Ao falarmos da constituição de um sujeito, poderíamos afirmar que, todos nós nascemos num total desamparo, à mercê dos cuidados de outra pessoa, sem a qual não se sustentaria a vida. É a partir desse outro, dos cuidados daquele que exerceria para o bebê uma função de introdução no mundo da linguagem, que ele teria seus choros e gestos, nomeados. Essa nomeação ajuda a transformá-los em demandas, ao dar-lhes um sentido, já que tais manifestações vão muito além de necessidades fisiológicas.
Podemos dizer que a inscrição na linguagem e no universo simbólico já se inicia mesmo antes do nascimento. Neste momento, o sujeito que virá só se faz presente no discurso daqueles que dele falam. A partir daí a constituição do sujeito humano se faria possível, mas este é só o começo.
O pequeno sujeito ainda teria pela frente o trabalho de separar-se das falas desses outros para advir como sujeito do desejo, ou seja, poder apontar, pouco a pouco, suas próprias escolhas. Isso só seria possível quando aparecem nessas falas, aberturas para falhas e ausências de sentido. Abre-se, assim, a possibilidade de um espaço necessário entre o que o sujeito realmente desejaria e o que se espera dele.
Sendo assim, como poderíamos descrever um autista no campo da psicanálise?
O que haveria de diferente neste percurso?

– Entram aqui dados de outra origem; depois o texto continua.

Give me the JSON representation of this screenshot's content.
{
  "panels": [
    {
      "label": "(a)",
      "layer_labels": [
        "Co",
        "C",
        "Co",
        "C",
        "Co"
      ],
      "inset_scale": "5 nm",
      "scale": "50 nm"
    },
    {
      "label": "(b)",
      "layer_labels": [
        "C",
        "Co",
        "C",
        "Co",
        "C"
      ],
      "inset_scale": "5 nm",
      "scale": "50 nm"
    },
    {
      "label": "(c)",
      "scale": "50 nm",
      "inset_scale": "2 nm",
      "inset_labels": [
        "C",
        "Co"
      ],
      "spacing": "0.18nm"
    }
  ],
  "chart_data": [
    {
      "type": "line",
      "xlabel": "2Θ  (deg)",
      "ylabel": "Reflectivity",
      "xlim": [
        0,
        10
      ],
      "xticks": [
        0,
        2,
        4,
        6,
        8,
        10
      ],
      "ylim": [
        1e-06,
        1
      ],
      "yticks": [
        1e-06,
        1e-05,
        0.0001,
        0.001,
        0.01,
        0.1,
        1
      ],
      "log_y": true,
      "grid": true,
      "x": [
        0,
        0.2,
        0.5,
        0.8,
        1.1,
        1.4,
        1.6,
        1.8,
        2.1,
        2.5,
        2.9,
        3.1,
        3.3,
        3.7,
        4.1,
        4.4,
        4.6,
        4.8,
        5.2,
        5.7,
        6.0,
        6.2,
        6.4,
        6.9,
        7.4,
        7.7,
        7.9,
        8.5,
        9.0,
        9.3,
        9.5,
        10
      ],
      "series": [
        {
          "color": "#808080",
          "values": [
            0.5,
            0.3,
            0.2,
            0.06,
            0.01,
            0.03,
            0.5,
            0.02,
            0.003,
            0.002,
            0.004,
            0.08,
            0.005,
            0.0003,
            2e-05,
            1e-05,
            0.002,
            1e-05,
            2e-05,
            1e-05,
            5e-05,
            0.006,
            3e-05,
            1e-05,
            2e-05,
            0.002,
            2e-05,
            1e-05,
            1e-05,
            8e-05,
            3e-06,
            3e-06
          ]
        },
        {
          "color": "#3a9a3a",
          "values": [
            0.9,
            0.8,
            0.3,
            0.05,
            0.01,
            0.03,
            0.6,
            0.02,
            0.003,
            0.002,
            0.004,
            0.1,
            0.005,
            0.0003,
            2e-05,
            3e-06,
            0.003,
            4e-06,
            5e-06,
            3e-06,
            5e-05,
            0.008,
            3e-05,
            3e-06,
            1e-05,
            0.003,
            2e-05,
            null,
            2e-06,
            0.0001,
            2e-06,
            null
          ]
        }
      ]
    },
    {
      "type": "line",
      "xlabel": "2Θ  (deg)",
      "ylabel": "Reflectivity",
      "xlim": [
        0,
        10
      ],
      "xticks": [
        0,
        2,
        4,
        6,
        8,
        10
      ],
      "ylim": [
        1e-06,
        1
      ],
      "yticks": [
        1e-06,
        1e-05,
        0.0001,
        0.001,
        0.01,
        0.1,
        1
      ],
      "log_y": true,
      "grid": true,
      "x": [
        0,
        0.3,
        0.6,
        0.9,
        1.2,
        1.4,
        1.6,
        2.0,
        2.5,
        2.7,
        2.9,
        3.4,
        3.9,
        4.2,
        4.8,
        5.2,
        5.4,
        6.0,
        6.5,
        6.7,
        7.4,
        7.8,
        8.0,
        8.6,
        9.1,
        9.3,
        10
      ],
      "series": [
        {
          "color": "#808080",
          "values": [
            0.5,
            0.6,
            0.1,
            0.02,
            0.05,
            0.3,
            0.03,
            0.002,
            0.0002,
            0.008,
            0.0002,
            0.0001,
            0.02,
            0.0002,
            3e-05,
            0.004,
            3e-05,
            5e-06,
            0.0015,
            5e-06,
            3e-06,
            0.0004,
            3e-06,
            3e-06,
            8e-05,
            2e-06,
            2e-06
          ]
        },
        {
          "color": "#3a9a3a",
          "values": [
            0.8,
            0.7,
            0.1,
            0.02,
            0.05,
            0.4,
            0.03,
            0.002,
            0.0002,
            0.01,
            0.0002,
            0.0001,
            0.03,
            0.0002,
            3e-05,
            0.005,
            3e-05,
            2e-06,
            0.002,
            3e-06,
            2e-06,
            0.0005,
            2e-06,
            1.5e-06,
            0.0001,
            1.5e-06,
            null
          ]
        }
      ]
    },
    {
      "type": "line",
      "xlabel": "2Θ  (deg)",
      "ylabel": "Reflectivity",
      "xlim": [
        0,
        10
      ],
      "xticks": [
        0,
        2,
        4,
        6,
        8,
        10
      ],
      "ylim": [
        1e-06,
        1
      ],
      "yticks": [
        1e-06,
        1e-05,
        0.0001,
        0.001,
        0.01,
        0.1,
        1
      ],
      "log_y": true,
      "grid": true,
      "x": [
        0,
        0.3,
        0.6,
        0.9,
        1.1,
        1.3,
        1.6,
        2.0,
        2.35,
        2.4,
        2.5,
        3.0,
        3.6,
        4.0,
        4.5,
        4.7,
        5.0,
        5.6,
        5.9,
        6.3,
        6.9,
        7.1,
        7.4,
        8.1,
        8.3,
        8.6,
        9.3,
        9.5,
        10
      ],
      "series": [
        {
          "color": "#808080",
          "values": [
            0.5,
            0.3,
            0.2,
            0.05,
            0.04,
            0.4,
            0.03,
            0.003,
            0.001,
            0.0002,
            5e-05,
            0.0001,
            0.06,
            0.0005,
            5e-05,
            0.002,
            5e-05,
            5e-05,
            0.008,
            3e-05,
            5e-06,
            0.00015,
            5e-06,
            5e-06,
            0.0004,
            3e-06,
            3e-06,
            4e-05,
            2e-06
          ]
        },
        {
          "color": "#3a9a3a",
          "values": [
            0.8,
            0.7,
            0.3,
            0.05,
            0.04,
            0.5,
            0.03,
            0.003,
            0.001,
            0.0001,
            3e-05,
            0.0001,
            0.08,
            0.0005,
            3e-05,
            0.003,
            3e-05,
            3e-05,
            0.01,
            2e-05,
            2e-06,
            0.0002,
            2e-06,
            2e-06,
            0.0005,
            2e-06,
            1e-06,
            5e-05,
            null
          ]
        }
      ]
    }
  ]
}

Parece- nos que, ao nos referir-mos às crianças autistas, não ficam tão claros esses espaços entre o sujeito e Outro, há um excesso de significação. Neste caso, o excesso, em detrimento da falta e da flexibilidade no dar sentido, sufocaria as possibilidades de um vir-a-ser, deixando, em seu lugar, uma fixidez. Isso faz com que, para os autistas, seja tão difícil o ato de apropriar-se da linguagem, que permanece como algo do outro, que de maneira geral, é tomado pela criança como invasivo. Quando é interpelada, a criança é convocada a uma enunciação e, por sua restrição em apropriar-se da linguagem, essa ação torna-se difícil.
Da mesma maneira, é raro ver-se situações em que a própria criança autista faça essa demanda ao outro. Dessa forma, é muito comum a referência a uma dificuldade na interação social e na comunicação geral, tanto verbal como não verbal. No que diz respeito à fala, que muitas vezes sequer se faz presente, pode-se notar um uso repetitivo ou mesmo estereotipado e inadequado, que se estenderia para o gestual, expressão facial e para uma dificuldade em estabelecer o contato visual, por exemplo.
Diante disso, uma direção de tratamento possível seria considerar que esses sintomas são formas de defesas, e assim, poder trabalhar no sentido de que os autistas possam prescindir desse recurso tão rígido, pouco a pouco, para, quem sabe, estabelecerem uma relação possível com o outro, gerando menos sofrimento.